West Auckland is Flooding, an independent group formed by flood-affected Aucklanders following the January floods, was "more than pleased" with the decision.
Spokesperson Morgan Allen said: "Although it doesn't fix all of our members' problems, it is a much-needed win in what are very difficult times for flood affected people,” he said. “It is also a moral victory in terms of acknowledging the hurt people are experiencing and we hope the beginning of a constructive dialogue with the council itself.”
However, he hoped the relief could continue beyond the third and fourth quarters. His group would campaign to get the relief extended until homes are habitable.
Another area he said the council should prioritise is maintenance and clearing of streams across Auckland.
“These waterways are no longer just simple streams neighbouring people's properties, they are essential pieces of infrastructure that are performing a critical function when it comes to stormwater,” he said.
“They need to be treated as such, and with the recognition that the job is too big and too complex to leave to private residents alone. We need a management plan of all waterways across public and private land to ensure when the next flood comes systems are operating at full capacity.”

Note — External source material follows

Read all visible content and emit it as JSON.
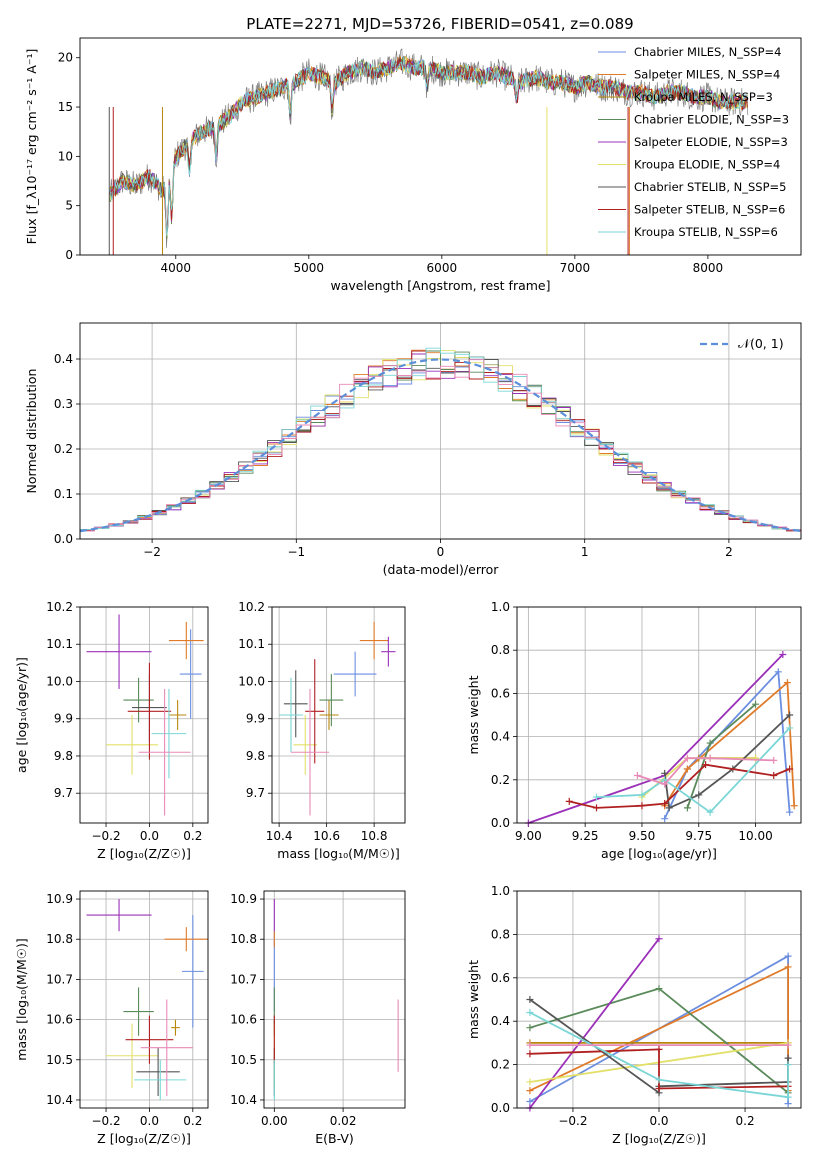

A longer conversation is starting over managed retreat from flood-prone areas and coastal areas vulnerable to sea level rise.
Wayne Brown said he had emphasised the importance of this to Prime Minister Chris Hipkins, but said the ball was in the Government’s court to plan for potential buyouts or managed retreat programmes.
"I have impressed upon the Prime Minister the importance of leadership from him across the Government, across the whole country to have equitable and timely solutions for managed retreat,” he said. “There are some people clutching at that as a bit of a straw at this stage but we can't set any trends that might accidentally reverberate across New Zealand.”
Other councillors raised concerns about the application process for support and rates relief.
Deputy Mayor Desley Simpson acknowledged the Council moved fast in not charging penalties for people who defaulted on payments during the chaos, but said it could have been quicker to roll out rates relief.
“I absolutely believe that as a Council we could have done more and we could have done it faster,” she said. “We should have been looking at rates remittance for those who had become homeless… but there wasn't a policy, there wasn't a rule for it. That didn't bother other councils.”
She pointed to Thames-Coromandel and Hastings as two local that moved quickly to make sure people unable to go home didn’t have to worry about rates.
Simpson said Auckland needed to ensure the relief application process didn't add to people's stress.
"This has to be administratively simple. the big criticism from ratepayers is that so far it hasn't been,” she said. "We cannot underestimate the impact of being stickered on these people. The stress and the trauma has been shared with all of us… we need to act.”
Waitakere councillor Shane Henderson backed the plea for simplicity.
“How are people going to access this quickly and easily?” he asked. "I've been contacted by West Aucklanders and I need to advise them on what they are going to do, and the previous resolutions didn't require them to apply to a fund.... what should I tell them?”
Assessment of need and house safety following a region-wide event is no small task, either. It took 700 working hours for administrative staff to contact just the region’s red-stickered properties.